Trading of Derivatives
Mutual funds and public companies are regulated by the SEC with respect to
disclosure of material information to the securities markets and investors purchasing
securities of those entities. The SEC requires these entities to provide disclosure to
investors when offering their securities for sale to the public and mandates filing of
periodic public reports on the condition of the company or mutual fund.
The SEC recently has urged mutual funds and public companies to provide
investors and the securities markets with more detailed information about their
exposure to derivative products. The SEC also has requested that mutual funds limit
their investment in derivatives to those that are necessary to further the fund's stated
investment objectives.
If you own shares in a mutual fund or participate in a pension plan and want to
know if either the fund or the plan has invested in financial derivatives, read the
annual or quarterly reports (including notes to the financial statements) and call or
write the fund manager or pension plan administrator in order to receive a complete
response to your inquiry.
If you believe that a person registered with the Commission has sold you a
derivative product that you believe was an unsuitable investment, you may contact
the Commission's Division of Licensing and Compliance directly at (717) 787-5675.

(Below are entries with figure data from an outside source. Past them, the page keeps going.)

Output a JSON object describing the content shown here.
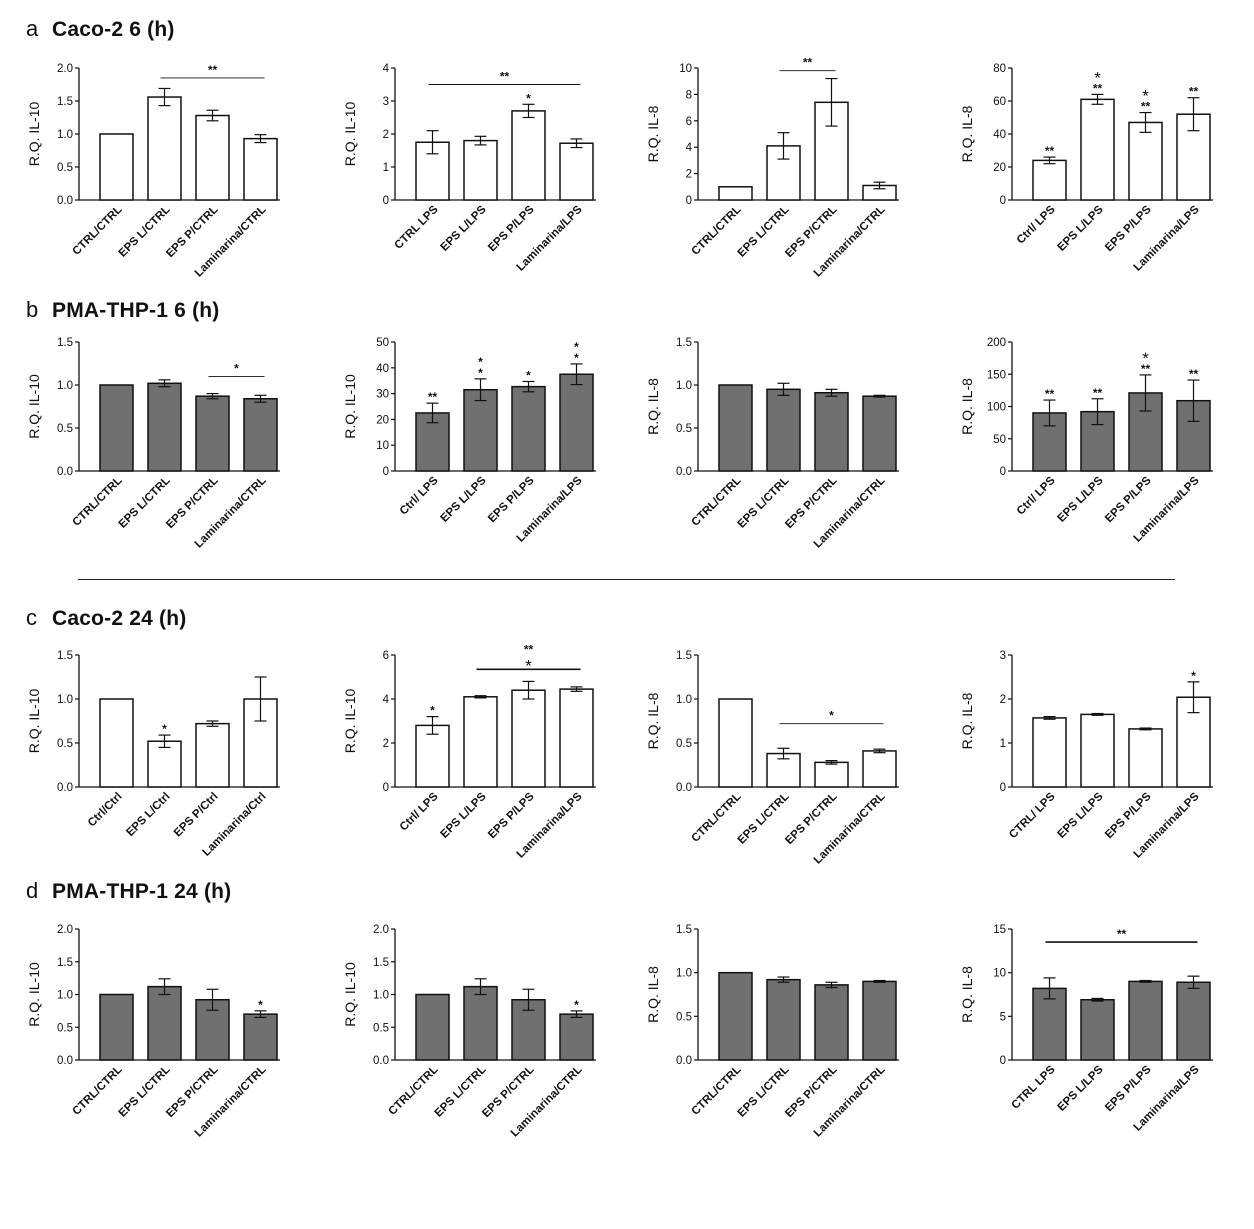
{
  "sections": [
    {
      "letter": "a",
      "title": "Caco-2 6 (h)"
    },
    {
      "letter": "b",
      "title": "PMA-THP-1 6 (h)"
    },
    {
      "letter": "c",
      "title": "Caco-2 24 (h)"
    },
    {
      "letter": "d",
      "title": "PMA-THP-1 24 (h)"
    }
  ],
  "colors": {
    "white_bar": "#ffffff",
    "gray_bar": "#707070",
    "stroke": "#111111"
  },
  "chart_data": [
    {
      "type": "bar",
      "section": "a",
      "ylabel": "R.Q. IL-10",
      "ylim": [
        0,
        2.0
      ],
      "ticks": [
        "0.0",
        "0.5",
        "1.0",
        "1.5",
        "2.0"
      ],
      "categories": [
        "CTRL/CTRL",
        "EPS L/CTRL",
        "EPS P/CTRL",
        "Laminarina/CTRL"
      ],
      "values": [
        1.0,
        1.56,
        1.28,
        0.93
      ],
      "errors": [
        0,
        0.13,
        0.08,
        0.06
      ],
      "fill": "white",
      "bar_sig": [],
      "bracket": {
        "from": 1,
        "to": 3,
        "y": 1.85,
        "lines": [
          "**"
        ]
      }
    },
    {
      "type": "bar",
      "section": "a",
      "ylabel": "R.Q. IL-10",
      "ylim": [
        0,
        4
      ],
      "ticks": [
        "0",
        "1",
        "2",
        "3",
        "4"
      ],
      "categories": [
        "CTRL LPS",
        "EPS L/LPS",
        "EPS P/LPS",
        "Laminarina/LPS"
      ],
      "values": [
        1.75,
        1.8,
        2.7,
        1.72
      ],
      "errors": [
        0.35,
        0.13,
        0.2,
        0.13
      ],
      "fill": "white",
      "bar_sig": [
        [],
        [],
        [
          "*"
        ],
        []
      ],
      "bracket": {
        "from": 0,
        "to": 3,
        "y": 3.5,
        "lines": [
          "**"
        ]
      }
    },
    {
      "type": "bar",
      "section": "a",
      "ylabel": "R.Q. IL-8",
      "ylim": [
        0,
        10
      ],
      "ticks": [
        "0",
        "2",
        "4",
        "6",
        "8",
        "10"
      ],
      "categories": [
        "CTRL/CTRL",
        "EPS L/CTRL",
        "EPS P/CTRL",
        "Laminarina/CTRL"
      ],
      "values": [
        1.0,
        4.1,
        7.4,
        1.1
      ],
      "errors": [
        0,
        1.0,
        1.8,
        0.25
      ],
      "fill": "white",
      "bar_sig": [],
      "bracket": {
        "from": 1,
        "to": 2,
        "y": 9.8,
        "lines": [
          "**"
        ]
      }
    },
    {
      "type": "bar",
      "section": "a",
      "ylabel": "R.Q. IL-8",
      "ylim": [
        0,
        80
      ],
      "ticks": [
        "0",
        "20",
        "40",
        "60",
        "80"
      ],
      "categories": [
        "Ctrl/ LPS",
        "EPS L/LPS",
        "EPS P/LPS",
        "Laminarina/LPS"
      ],
      "values": [
        24,
        61,
        47,
        52
      ],
      "errors": [
        2,
        3,
        6,
        10
      ],
      "fill": "white",
      "bar_sig": [
        [
          "**"
        ],
        [
          "**",
          "*"
        ],
        [
          "**",
          "*"
        ],
        [
          "**"
        ]
      ],
      "bracket": null
    },
    {
      "type": "bar",
      "section": "b",
      "ylabel": "R.Q. IL-10",
      "ylim": [
        0,
        1.5
      ],
      "ticks": [
        "0.0",
        "0.5",
        "1.0",
        "1.5"
      ],
      "categories": [
        "CTRL/CTRL",
        "EPS L/CTRL",
        "EPS P/CTRL",
        "Laminarina/CTRL"
      ],
      "values": [
        1.0,
        1.02,
        0.87,
        0.84
      ],
      "errors": [
        0,
        0.04,
        0.03,
        0.04
      ],
      "fill": "gray",
      "bar_sig": [],
      "bracket": {
        "from": 2,
        "to": 3,
        "y": 1.1,
        "lines": [
          "*"
        ]
      }
    },
    {
      "type": "bar",
      "section": "b",
      "ylabel": "R.Q. IL-10",
      "ylim": [
        0,
        50
      ],
      "ticks": [
        "0",
        "10",
        "20",
        "30",
        "40",
        "50"
      ],
      "categories": [
        "Ctrl/ LPS",
        "EPS L/LPS",
        "EPS P/LPS",
        "Laminarina/LPS"
      ],
      "values": [
        22.5,
        31.5,
        32.7,
        37.5
      ],
      "errors": [
        3.8,
        4.2,
        2.0,
        4.0
      ],
      "fill": "gray",
      "bar_sig": [
        [
          "**"
        ],
        [
          "*",
          "*"
        ],
        [
          "*"
        ],
        [
          "*",
          "*"
        ]
      ],
      "bracket": null
    },
    {
      "type": "bar",
      "section": "b",
      "ylabel": "R.Q. IL-8",
      "ylim": [
        0,
        1.5
      ],
      "ticks": [
        "0.0",
        "0.5",
        "1.0",
        "1.5"
      ],
      "categories": [
        "CTRL/CTRL",
        "EPS L/CTRL",
        "EPS P/CTRL",
        "Laminarina/CTRL"
      ],
      "values": [
        1.0,
        0.95,
        0.91,
        0.87
      ],
      "errors": [
        0,
        0.07,
        0.04,
        0.01
      ],
      "fill": "gray",
      "bar_sig": [],
      "bracket": null
    },
    {
      "type": "bar",
      "section": "b",
      "ylabel": "R.Q. IL-8",
      "ylim": [
        0,
        200
      ],
      "ticks": [
        "0",
        "50",
        "100",
        "150",
        "200"
      ],
      "categories": [
        "Ctrl/ LPS",
        "EPS L/LPS",
        "EPS P/LPS",
        "Laminarina/LPS"
      ],
      "values": [
        90,
        92,
        121,
        109
      ],
      "errors": [
        20,
        20,
        28,
        32
      ],
      "fill": "gray",
      "bar_sig": [
        [
          "**"
        ],
        [
          "**"
        ],
        [
          "**",
          "*"
        ],
        [
          "**"
        ]
      ],
      "bracket": null
    },
    {
      "type": "bar",
      "section": "c",
      "ylabel": "R.Q. IL-10",
      "ylim": [
        0,
        1.5
      ],
      "ticks": [
        "0.0",
        "0.5",
        "1.0",
        "1.5"
      ],
      "categories": [
        "Ctrl/Ctrl",
        "EPS L/Ctrl",
        "EPS P/Ctrl",
        "Laminarina/Ctrl"
      ],
      "values": [
        1.0,
        0.52,
        0.72,
        1.0
      ],
      "errors": [
        0,
        0.07,
        0.03,
        0.25
      ],
      "fill": "white",
      "bar_sig": [
        [],
        [
          "*"
        ],
        [],
        []
      ],
      "bracket": null
    },
    {
      "type": "bar",
      "section": "c",
      "ylabel": "R.Q. IL-10",
      "ylim": [
        0,
        6
      ],
      "ticks": [
        "0",
        "2",
        "4",
        "6"
      ],
      "categories": [
        "Ctrl/ LPS",
        "EPS L/LPS",
        "EPS P/LPS",
        "Laminarina/LPS"
      ],
      "values": [
        2.8,
        4.1,
        4.4,
        4.45
      ],
      "errors": [
        0.4,
        0.05,
        0.4,
        0.1
      ],
      "fill": "white",
      "bar_sig": [
        [
          "*"
        ],
        [],
        [],
        []
      ],
      "bracket": {
        "from": 1,
        "to": 3,
        "y": 5.35,
        "lines": [
          "*",
          "**"
        ],
        "thick": true
      }
    },
    {
      "type": "bar",
      "section": "c",
      "ylabel": "R.Q. IL-8",
      "ylim": [
        0,
        1.5
      ],
      "ticks": [
        "0.0",
        "0.5",
        "1.0",
        "1.5"
      ],
      "categories": [
        "CTRL/CTRL",
        "EPS L/CTRL",
        "EPS P/CTRL",
        "Laminarina/CTRL"
      ],
      "values": [
        1.0,
        0.38,
        0.28,
        0.41
      ],
      "errors": [
        0,
        0.06,
        0.02,
        0.02
      ],
      "fill": "white",
      "bar_sig": [],
      "bracket": {
        "from": 1,
        "to": 3,
        "y": 0.72,
        "lines": [
          "*"
        ]
      }
    },
    {
      "type": "bar",
      "section": "c",
      "ylabel": "R.Q. IL-8",
      "ylim": [
        0,
        3
      ],
      "ticks": [
        "0",
        "1",
        "2",
        "3"
      ],
      "categories": [
        "CTRL/ LPS",
        "EPS L/LPS",
        "EPS P/LPS",
        "Laminarina/LPS"
      ],
      "values": [
        1.57,
        1.65,
        1.32,
        2.04
      ],
      "errors": [
        0.03,
        0.02,
        0.02,
        0.35
      ],
      "fill": "white",
      "bar_sig": [
        [],
        [],
        [],
        [
          "*"
        ]
      ],
      "bracket": null
    },
    {
      "type": "bar",
      "section": "d",
      "ylabel": "R.Q. IL-10",
      "ylim": [
        0,
        2.0
      ],
      "ticks": [
        "0.0",
        "0.5",
        "1.0",
        "1.5",
        "2.0"
      ],
      "categories": [
        "CTRL/CTRL",
        "EPS L/CTRL",
        "EPS P/CTRL",
        "Laminarina/CTRL"
      ],
      "values": [
        1.0,
        1.12,
        0.92,
        0.7
      ],
      "errors": [
        0,
        0.12,
        0.16,
        0.05
      ],
      "fill": "gray",
      "bar_sig": [
        [],
        [],
        [],
        [
          "*"
        ]
      ],
      "bracket": null
    },
    {
      "type": "bar",
      "section": "d",
      "ylabel": "R.Q. IL-10",
      "ylim": [
        0,
        2.0
      ],
      "ticks": [
        "0.0",
        "0.5",
        "1.0",
        "1.5",
        "2.0"
      ],
      "categories": [
        "CTRL/CTRL",
        "EPS L/CTRL",
        "EPS P/CTRL",
        "Laminarina/CTRL"
      ],
      "values": [
        1.0,
        1.12,
        0.92,
        0.7
      ],
      "errors": [
        0,
        0.12,
        0.16,
        0.05
      ],
      "fill": "gray",
      "bar_sig": [
        [],
        [],
        [],
        [
          "*"
        ]
      ],
      "bracket": null
    },
    {
      "type": "bar",
      "section": "d",
      "ylabel": "R.Q. IL-8",
      "ylim": [
        0,
        1.5
      ],
      "ticks": [
        "0.0",
        "0.5",
        "1.0",
        "1.5"
      ],
      "categories": [
        "CTRL/CTRL",
        "EPS L/CTRL",
        "EPS P/CTRL",
        "Laminarina/CTRL"
      ],
      "values": [
        1.0,
        0.92,
        0.86,
        0.9
      ],
      "errors": [
        0,
        0.03,
        0.03,
        0.01
      ],
      "fill": "gray",
      "bar_sig": [],
      "bracket": null
    },
    {
      "type": "bar",
      "section": "d",
      "ylabel": "R.Q. IL-8",
      "ylim": [
        0,
        15
      ],
      "ticks": [
        "0",
        "5",
        "10",
        "15"
      ],
      "categories": [
        "CTRL LPS",
        "EPS L/LPS",
        "EPS P/LPS",
        "Laminarina/LPS"
      ],
      "values": [
        8.2,
        6.9,
        9.0,
        8.9
      ],
      "errors": [
        1.2,
        0.15,
        0.1,
        0.7
      ],
      "fill": "gray",
      "bar_sig": [],
      "bracket": {
        "from": 0,
        "to": 3,
        "y": 13.5,
        "lines": [
          "**"
        ],
        "thick": true
      }
    }
  ]
}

Description of Common Financial Derivatives:
Options. An Option represents the right (but not the obligation) to buy or sell a
security or other asset during a given time for a specified price (the "Strike " price).

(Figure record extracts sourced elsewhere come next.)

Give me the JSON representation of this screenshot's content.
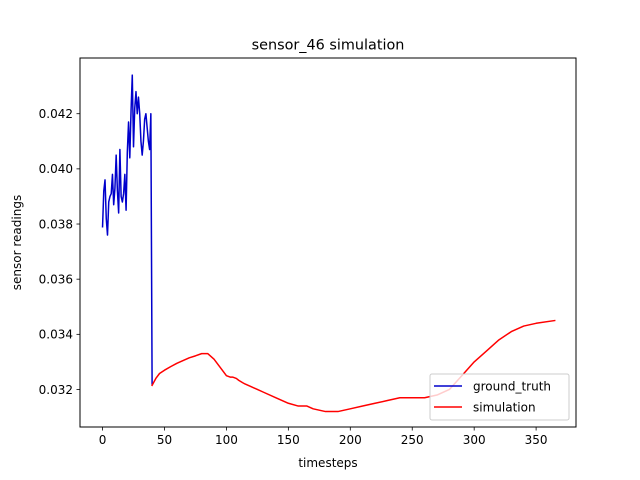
{
  "chart_data": {
    "type": "line",
    "title": "sensor_46 simulation",
    "xlabel": "timesteps",
    "ylabel": "sensor readings",
    "xlim": [
      -18.2,
      382.2
    ],
    "ylim": [
      0.03064,
      0.04402
    ],
    "xticks": [
      0,
      50,
      100,
      150,
      200,
      250,
      300,
      350
    ],
    "yticks": [
      0.032,
      0.034,
      0.036,
      0.038,
      0.04,
      0.042
    ],
    "ytick_labels": [
      "0.032",
      "0.034",
      "0.036",
      "0.038",
      "0.040",
      "0.042"
    ],
    "grid": false,
    "legend": {
      "position": "lower-right"
    },
    "series": [
      {
        "name": "ground_truth",
        "color": "#0000cc",
        "x": [
          0,
          1,
          2,
          3,
          4,
          5,
          6,
          7,
          8,
          9,
          10,
          11,
          12,
          13,
          14,
          15,
          16,
          17,
          18,
          19,
          20,
          21,
          22,
          23,
          24,
          25,
          26,
          27,
          28,
          29,
          30,
          31,
          32,
          33,
          34,
          35,
          36,
          37,
          38,
          39,
          40
        ],
        "y": [
          0.0379,
          0.0392,
          0.0396,
          0.0382,
          0.0376,
          0.0388,
          0.039,
          0.0391,
          0.0398,
          0.0387,
          0.0393,
          0.0405,
          0.0392,
          0.0384,
          0.0407,
          0.039,
          0.0388,
          0.0391,
          0.0398,
          0.0385,
          0.0406,
          0.0417,
          0.0404,
          0.0421,
          0.0434,
          0.0408,
          0.0422,
          0.0428,
          0.042,
          0.0426,
          0.042,
          0.041,
          0.0405,
          0.041,
          0.0418,
          0.042,
          0.0415,
          0.041,
          0.0407,
          0.042,
          0.0322
        ]
      },
      {
        "name": "simulation",
        "color": "#ff0000",
        "x": [
          40,
          43,
          46,
          50,
          55,
          60,
          65,
          70,
          75,
          80,
          85,
          90,
          95,
          100,
          103,
          105,
          108,
          110,
          113,
          115,
          120,
          125,
          130,
          140,
          150,
          158,
          165,
          170,
          180,
          190,
          200,
          210,
          220,
          230,
          240,
          250,
          260,
          270,
          280,
          290,
          300,
          310,
          320,
          330,
          340,
          350,
          365
        ],
        "y": [
          0.03215,
          0.0324,
          0.03258,
          0.0327,
          0.03283,
          0.03295,
          0.03305,
          0.03315,
          0.03322,
          0.0333,
          0.0333,
          0.0331,
          0.0328,
          0.0325,
          0.03245,
          0.03245,
          0.0324,
          0.03233,
          0.03225,
          0.0322,
          0.0321,
          0.032,
          0.0319,
          0.0317,
          0.0315,
          0.0314,
          0.0314,
          0.0313,
          0.0312,
          0.0312,
          0.0313,
          0.0314,
          0.0315,
          0.0316,
          0.0317,
          0.0317,
          0.0317,
          0.0318,
          0.032,
          0.0325,
          0.033,
          0.0334,
          0.0338,
          0.0341,
          0.0343,
          0.0344,
          0.0345
        ]
      }
    ]
  }
}
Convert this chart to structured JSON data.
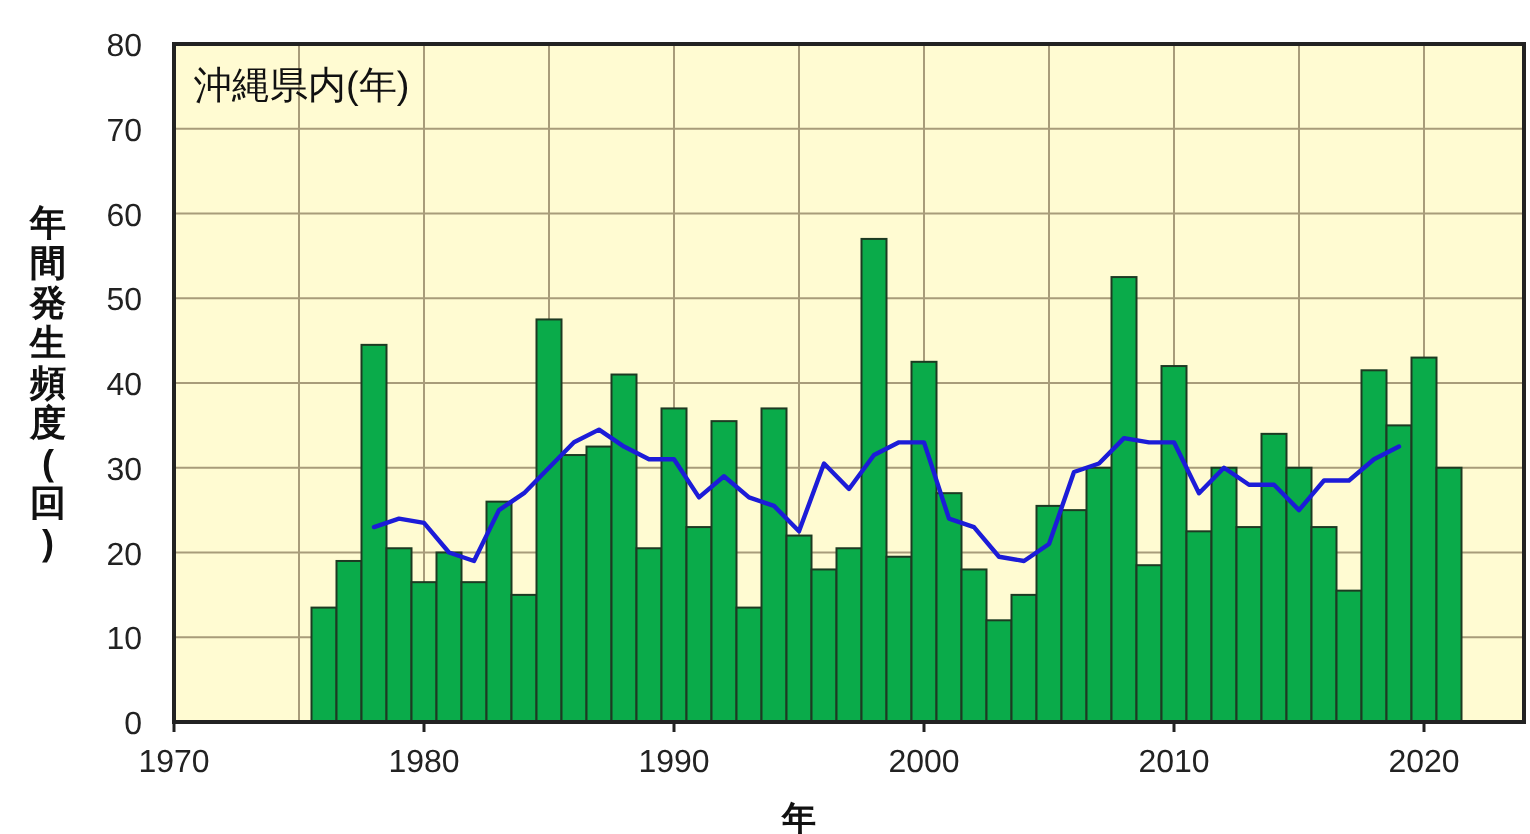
{
  "chart_data": {
    "type": "bar",
    "title": "沖縄県内(年)",
    "xlabel": "年",
    "ylabel": "年間発生頻度(回)",
    "xlim": [
      1970,
      2024
    ],
    "xticks": [
      1970,
      {
        "value": 1975,
        "label": null
      },
      1980,
      {
        "value": 1985,
        "label": null
      },
      1990,
      {
        "value": 1995,
        "label": null
      },
      2000,
      {
        "value": 2005,
        "label": null
      },
      2010,
      {
        "value": 2015,
        "label": null
      },
      2020
    ],
    "ylim": [
      0,
      80
    ],
    "yticks": [
      0,
      10,
      20,
      30,
      40,
      50,
      60,
      70,
      80
    ],
    "grid": true,
    "series": [
      {
        "color": "#0aab4a",
        "x": [
          1976,
          1977,
          1978,
          1979,
          1980,
          1981,
          1982,
          1983,
          1984,
          1985,
          1986,
          1987,
          1988,
          1989,
          1990,
          1991,
          1992,
          1993,
          1994,
          1995,
          1996,
          1997,
          1998,
          1999,
          2000,
          2001,
          2002,
          2003,
          2004,
          2005,
          2006,
          2007,
          2008,
          2009,
          2010,
          2011,
          2012,
          2013,
          2014,
          2015,
          2016,
          2017,
          2018,
          2019,
          2020,
          2021
        ],
        "values": [
          13.5,
          19,
          44.5,
          20.5,
          16.5,
          20,
          16.5,
          26,
          15,
          47.5,
          31.5,
          32.5,
          41,
          20.5,
          37,
          23,
          35.5,
          13.5,
          37,
          22,
          18,
          20.5,
          57,
          19.5,
          42.5,
          27,
          18,
          12,
          15,
          25.5,
          25,
          30,
          52.5,
          18.5,
          42,
          22.5,
          30,
          23,
          34,
          30,
          23,
          15.5,
          41.5,
          35,
          43,
          30
        ]
      },
      {
        "type": "line",
        "color": "#1c1cd8",
        "x": [
          1978,
          1979,
          1980,
          1981,
          1982,
          1983,
          1984,
          1985,
          1986,
          1987,
          1988,
          1989,
          1990,
          1991,
          1992,
          1993,
          1994,
          1995,
          1996,
          1997,
          1998,
          1999,
          2000,
          2001,
          2002,
          2003,
          2004,
          2005,
          2006,
          2007,
          2008,
          2009,
          2010,
          2011,
          2012,
          2013,
          2014,
          2015,
          2016,
          2017,
          2018,
          2019
        ],
        "values": [
          23,
          24,
          23.5,
          20,
          19,
          25,
          27,
          30,
          33,
          34.5,
          32.5,
          31,
          31,
          26.5,
          29,
          26.5,
          25.5,
          22.5,
          30.5,
          27.5,
          31.5,
          33,
          33,
          24,
          23,
          19.5,
          19,
          21,
          29.5,
          30.5,
          33.5,
          33,
          33,
          27,
          30,
          28,
          28,
          25,
          28.5,
          28.5,
          31,
          32.5
        ]
      }
    ]
  }
}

An Option to buy is known as a "Call ," and an Option to sell is called a "Put. " You
can purchase Options (the right to buy or sell the security in question) or sell (write)
Options. As a seller, you would become obligated to sell a security to, or buy a
security from, the party that purchased the Option. Options can be either "Covered "
or "Naked ." In a Covered Option, the contract is backed by the asset underlying the
Option, e.g. , you could purchase a Put on 300 shares of the ABC Corp. that you now
own. In a NakedOption, the contract is not backed by the security underlying the
Option. Options are traded on organized exchanges and OTC.
Forward Contracts. In a Forward Contract, the purchaser and its counterparty are
obligated to trade a security or other asset at a specified date in the future. The price
paid for the security or asset is agreed upon at the time the contract is entered into, or
may be determined at delivery. Forward Contracts generally are traded OTC.
Futures. A Future represents the right to buy or sell a standard quantity and quality
of an asset or security at a specified date and price. Futures are similar to Forward
Contracts, but are standardized and traded on an exchange, and are valued, or
"Marked to Market " daily. The Marking to Market provides both parties with a
daily accounting of their financial obligations under the terms of the Future. Unlike
Forward Contracts, the counterparty to a Futures contract is the clearing corporation
on the appropriate exchange. Futures often are settled in cash or cash equivalents,
rather than requiring physical delivery of the underlying asset. Parties to a Futures
contract may buy or write Options on Futures.
Structured Notes. Structured Notes are debt instruments where the principal and/or
the interest rate is indexed to an unrelated indicator. An example of a Structured Note
would be a bond whose interest rate is decided by interest rates in England or the
price of a barrel of crude oil. Sometimes the two elements of a Structured Note are
inversely related, so as the index goes up, the rate of payment (the "coupon rate")
goes down. This instrument is known as an "Inverse Floater ." With leveraging,
Structured Notes may fluctuate to a greater degree than the underlying index.
Therefore, Structured Notes can be an extremely volatile derivative with high risk
potential and a need for close monitoring. Structured Notes generally are traded OTC.